A tongue abscess begins with pain in the thickness of the tongue, the tongue increases in volume and becomes inactive. Speech, chewing and swallowing food are severely difficult and painful. Sometimes with an abscess there may be a feeling of suffocation.
At the site of inflammation, an infiltrate is formed, in the area of which the skin or mucous membrane is hyperemic and tense. A fluctuation is determined in the center of the infiltrate. The boundaries of the changed tissues are clearly defined. Often the skin or mucous membrane in the area of the abscess bulges above the surface.
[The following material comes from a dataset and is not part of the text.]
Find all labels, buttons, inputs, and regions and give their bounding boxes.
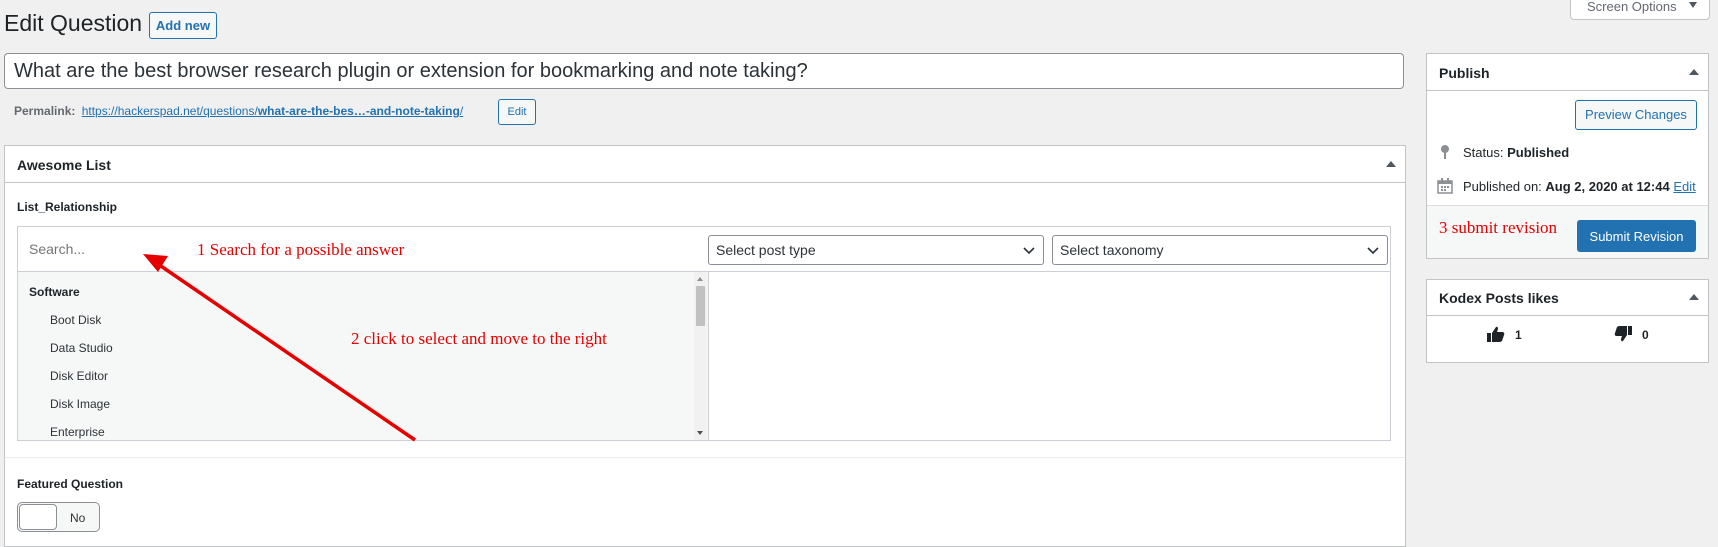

For a correct prognosis and timely follow-up therapy, it is necessary to differentiate an abscess from a boil, abscessing lymphadenitis and suppurating atheroma or congenital cyst.
Treatment. Superficial abscesses on the face in children of older age groups can be opened under local anesthesia. It must be remembered that infiltration of inflamed tissues with anesthetic causes severe pain. Abscesses located deep in the tissues and abscesses in children of younger age groups should be opened under general anesthesia. It is necessary to carefully evaluate the topography of the abscess in relation to the surrounding tissues, since pronounced reactive edema and the abundance of adipose tissue “mask” the true location of the abscess. To correctly select the location of the incision, this factor must be taken into account. If there is an abscess, the depth of the incision should not exceed the thickness of the skin. Subsequent opening of the abscess is achieved by advancing a closed “Mosquito” type clamp towards the abscess cavity. After the first portion of pus appears, the jaws of the clamp are moved apart, and the cavity is emptied. Drainage is inserted into the latter.